# Personal Loan - Unlisted Company



## thenewguyindubai (Jan 2, 2017)

Hi,
I have noticed that it's not easy to get a personal Loan in the UAE if the (Freezone) Company you work for is Non Listed with the Banks.

Do you know of any financial institution that gives out a loan to non listed company employees, with 55k monthly salary and no other loans taken?

I have found the comparing sites online to provide outdated/wrong information. Most of the banks listed there dont really provide a loan to a non listed employee.


thanks


----------



## Stevesolar (Dec 21, 2012)

Hi,
How long have you been with the company?
Will your company provide a salary certificate that states you have completed your probation period and that you are a confirmed employee?
The above is normally sufficient for banks like UNB or Emirates NBD to give a loan.
The bank may also insist that your salary is paid into a current account with that bank and that your company sends them a letter that confirms it will not pay into a different account - without informing them.
The loan interest rate is normally a bit higher for employees of unlisted companies.
Cheers
Steve


----------



## thenewguyindubai (Jan 2, 2017)

Hi Steve,

its 2 years now and salary certificate plus 3-4 months bank statement are not a problem at all.
However Emirates NDB want you to have a salary account with them 6 months before they give you a loan. Will try UNB now.


----------



## Racing_Goats (Sep 5, 2015)

If you need a loan with 55k salary I assume the amount you want is pretty significant, would expect banks to be wary of lending bigger sums of money when there's no existing relationship or other connection.

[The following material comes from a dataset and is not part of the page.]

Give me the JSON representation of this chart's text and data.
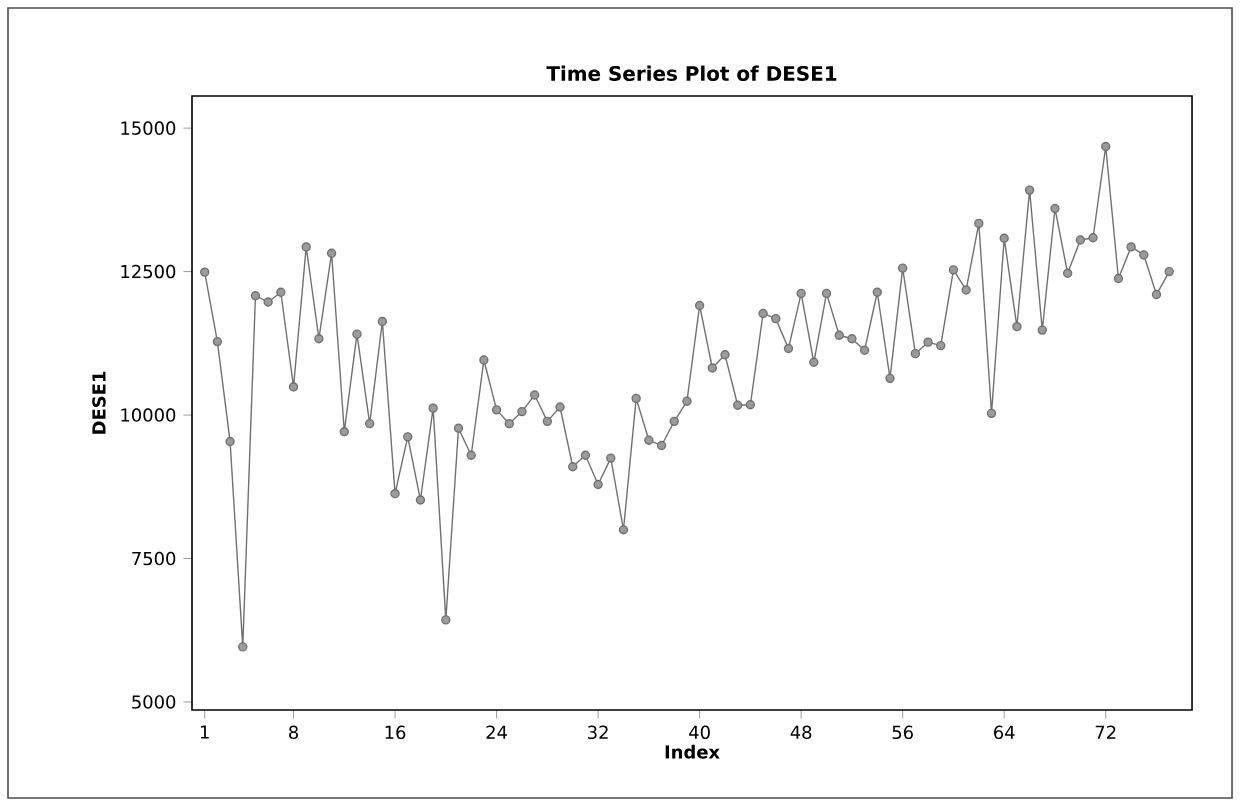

Sent from my iPhone using Tapatalk


----------



## The Rascal (Aug 6, 2014)

RAK bank are pretty good, they lend to the person at that level.


----------



## ThunderCat (Oct 28, 2015)

FGB is known for giving high risk loans, but they charge somewhere above 20% in interest, and you won't need to transfer the salary. There is also the infamous Dunia with their very high interest rates as well.

If you want a decent interest rate (Less than 3.5% flat) you would need to definitely transfer the salary to the bank.


----------